İngilizceyle pek araları yok. Halkın konuşmamasını gayet anlarım da sanki bir devlet politikası gibi. Sokaklarda yönlendirme konusunda bile çok nadir, buraya turist de gelecek şunların bir de ingilizcesini koyalım diye düşündükleri çok az yer var.
Sarbiyan biiırları tamamdır. Pork dürüm çok tamamdır. Şayet kaldırımlarının genişliğine bakarak bir şehir seçmem gerekse idi Belgrad seçeneklerden birisi mutlaka olurdu. Belediyecilik tastamam burada. Topkafayı ve melih’i üstüne de bir kaç ada verip buranın belediye başkanını bizim oralara transfer etmek lazım.
Serbiyın biyırları tamamdır yazdım yazmasına ama şunu da belirtmeden geçmeyeyim. Bir ingiliz bir irlandalı açısından sırp biraları biradan sayılmayabilir. Bizim biralarımıza bir miktar su katmış ve yumuşatmışız gibi bir tadı var. Hesap ödeyip kalkacağınız zaman bardağınızda 3 parmak kadar bira kalır ve kafaya kolaylıkla dikemezsiniz ya bizim biraları, tam tersi, sarbiyın biralarını lıkır lıkır içmek mümkün. Yani hakikaten suyun yerini almış bir içecek burada bira.

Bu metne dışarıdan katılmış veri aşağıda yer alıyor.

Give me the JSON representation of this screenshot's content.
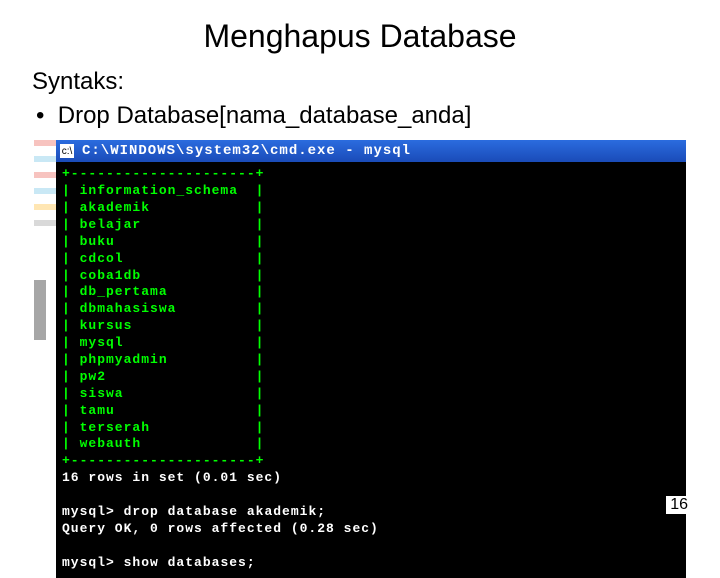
{
  "title": "Menghapus Database",
  "syntaks_label": "Syntaks:",
  "bullet_text": "Drop Database[nama_database_anda]",
  "terminal": {
    "titlebar": "C:\\WINDOWS\\system32\\cmd.exe - mysql",
    "border": "+---------------------+",
    "databases": [
      "information_schema",
      "akademik",
      "belajar",
      "buku",
      "cdcol",
      "coba1db",
      "db_pertama",
      "dbmahasiswa",
      "kursus",
      "mysql",
      "phpmyadmin",
      "pw2",
      "siswa",
      "tamu",
      "terserah",
      "webauth"
    ],
    "rows_status": "16 rows in set (0.01 sec)",
    "prompt": "mysql>",
    "drop_cmd": "drop database akademik;",
    "drop_result": "Query OK, 0 rows affected (0.28 sec)",
    "show_cmd": "show databases;"
  },
  "page_number": "16"
}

Belgrad’a gelmeden önce internetten blogları okumuş ve okuduklarım doğrultusunda Central Park Residence’a rezervasyon yaptırmıştım. Pazar sabahı geldiğimde ise bir şekilde rezervasyon kaydımın kendilerine ulaşmadığını gördüm. Benim yaşlarımda bir arkadaş ile durumu konuştum. Başka bir yer bakmadığımı mümkünse bana bir yer bulmalarını, beraberimde 2 arkadaşım daha olduğunu ve bana güvendikleri için onların da bir araştırma yapmadıklarını izah ettim. Çok ilgili ve içten bir şekilde bana bu gece için başımın çaresine bakmamı ama ertesi gün sorunumu çözeceğini söyledi. Zaten sadece gidip uyuyacağımız için hemen hızlıca bir otel buldum ve geceyi geçirdik. Bugün ise Belgrad’ın en güzel sokaklarından birinde tavan yüksekliği neredeyse 5 metre olan dairemize yerleştik. Üstelik otele gecelik 54 yuro vermişken 2 yatak odası ve bir kocaman salondan oluşan daireyi sadece 75 yuroya ayarlamış oldum.
Bu kez yerlilerden tavsiye alalım dedik ve 3 restoran ismi öğrendik. Nehir kenarında olan cantina de frida’yı tercih ettik. Meze usulü her şeyden biraz biraz sipariş verdik. Ben kalamar çok sevmem ama yediğim en lezzetli kalamardan birini burada yemiş bulunuyorum. Bunun dışında gelenlerden de gayet memnunum. İstanbul’dan gelen biri için nehir kenarı manzarasının çok bir manası yok tabii ama canlı müzik, yemekler filan hayli keyifli. Ve son olarak da biftek ve pork. Onlar da gayet leziz. Biftek domuza oranla daha iyi pişmişti gerçi. Barmenin söylediğine göre pazartesinden ziyade diğer günler hareketli ve daha parti havasında bir mekan oluyormuş burası. Çok parti meraklısı olmadığım için isabet olmuş oldu.
Belgrad’ın bir sokağında oturup kahve içerken hissettiğim şey sanki yıllardır bunu yapıyor olduğum. Ben kalp Kafe-knjižara Meduza
Her öğün tercihim ‘pork’. Bizde yok, bulsan da 3 katını ödersin. Domuz bence çok lezzetli bir et.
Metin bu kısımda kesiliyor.